O teor do artigo 1º da Lei nº 9.536, de 11 de dezembro de 1997, presente a referência a instituições vinculadas a qualquer sistema de ensino, viabiliza entendimentos diversos. A Advocacia-Geral da União, no Parecer RA–02/2004, concluiu estar contemplada a transferência de instituição particular para pública. Sob essa óptica, surge o conflito do texto em exame com a Lei Máxima, considerados valores maiores nesta previstos. O trato dos efeitos da transferência no campo da educação afigura-se desigual, favorecendo servidores militares em detrimento do grande todo, ou seja, do acesso à universidade pelo critério que norteia a realização do vestibular. É sabido que este, em instituição privada, não apresenta as mesmas dificuldades notadas no ingresso em instituição pública. Pois bem, abandonando-se a relação de causalidade própria aos diplomas legais, ter-se-á que, a persistir o artigo 1º da Lei nº 9.536/97, na óptica da Advocacia-Geral da União, o ato de transferência do servidor resultará em vantagem que não encontra justificativa, fugindo à simples razão de ser do texto – preservar a continuidade dos estudos. A matrícula logicamente sempre será pretendida na instituição pública, levando em conta não só a envergadura do ensino, como a própria gratuidade, absorvendo-se vagas que devem e precisam, de acordo com a Constituição Federal, ser oferecidas, presente o mérito dos candidatos, a toda a sociedade, viabilizando-se a participação igualitária em disputa que hoje é acirrada, ante a situação precária do ensino público, notada a flagrante escassez de vagas oferecidas.

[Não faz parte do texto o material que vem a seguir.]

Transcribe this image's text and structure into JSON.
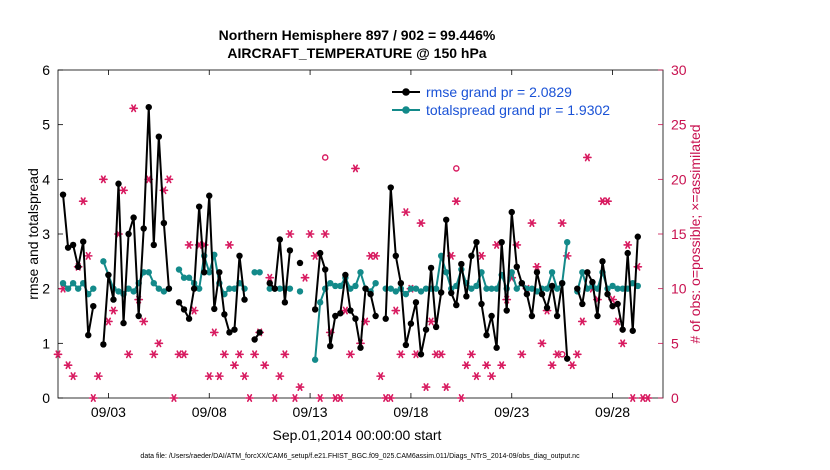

Sim, é consentânea com a Carta da República previsão normativa asseguradora, ao militar e ao dependente estudante, do acesso a instituição de ensino na localidade para onde é removido. Todavia, a transferência do local do serviço não pode se mostrar verdadeiro mecanismo para lograr-se a transposição da seara particular para a pública, sob pena de se colocar em plano secundário a isonomia – artigo 5º, cabeça e inciso I -, a impessoalidade, a moralidade na Administração Pública, a igualdade de condições para o acesso e permanência na escola superior, prevista no inciso I do artigo 206, bem como a viabilidade de chegar-se a níveis mais elevados do ensino, no que o inciso V do artigo 208 vincula o fenômeno à capacidade de cada qual. Há mais. Sobressai a contrariedade ao princípio isonômico, no que vieram a ser tratados, de forma desigual, civis e militares, sem que o fator de discriminação mereça agasalho. Enquanto, à luz do artigo 99 da Lei nº 8.112/90, a transferência de civis há de observar a similitude, a igualdade de situações, procedendo-se à matrícula em instituição congênere àquela de origem, os servidores militares têm algo que não lhes homenageia a postura elogiável notada na defesa do respeito a prerrogativas e direitos, ou seja, contam com verdadeiro plus, que é a passagem automática, em virtude da transferência, de uma situação onerosa e que veio a ser alcançada ante parâmetros singulares, para a reveladora de maior vantagem, presentes a gratuidade e a envergadura do ensino. Considerada a autonomia universitária, tomada em sentido maior, admite-se, é certo, o adequação do princípio da legalidade, a submissão à lei, mas indispensável é que se tenha disciplina calcada na proporcionalidade.

Quanto aos pedidos sucessivos, e não alternativos, já que não cabe a terceiro a escolha do cumprimento do que vier a ser decidido, acolho o que se mostrou, ao requerente, ao Procurador-Geral da República, de maior importância e que, portanto, foi formalizado em primeiro lugar. Julgo-o procedente para, sem redução do texto do artigo 1º da Lei nº 9.536, de 11 de dezembro de 1997, assentar-lhe a inconstitucionalidade, no que se lhe empreste o alcance de permitir a mudança, nele disciplinada, de instituição particular para pública, encerrando a cláusula “entre instituições vinculadas a qualquer sistema de ensino” a observância da natureza privada ou pública daquela de origem, viabilizada a matrícula na congênere. Em síntese, dar-se-á a matrícula, segundo o artigo 1º da Lei nº 9.536/97, em instituição privada, se assim o for a de origem, e em pública, caso o servidor ou dependente for egresso de instituição pública.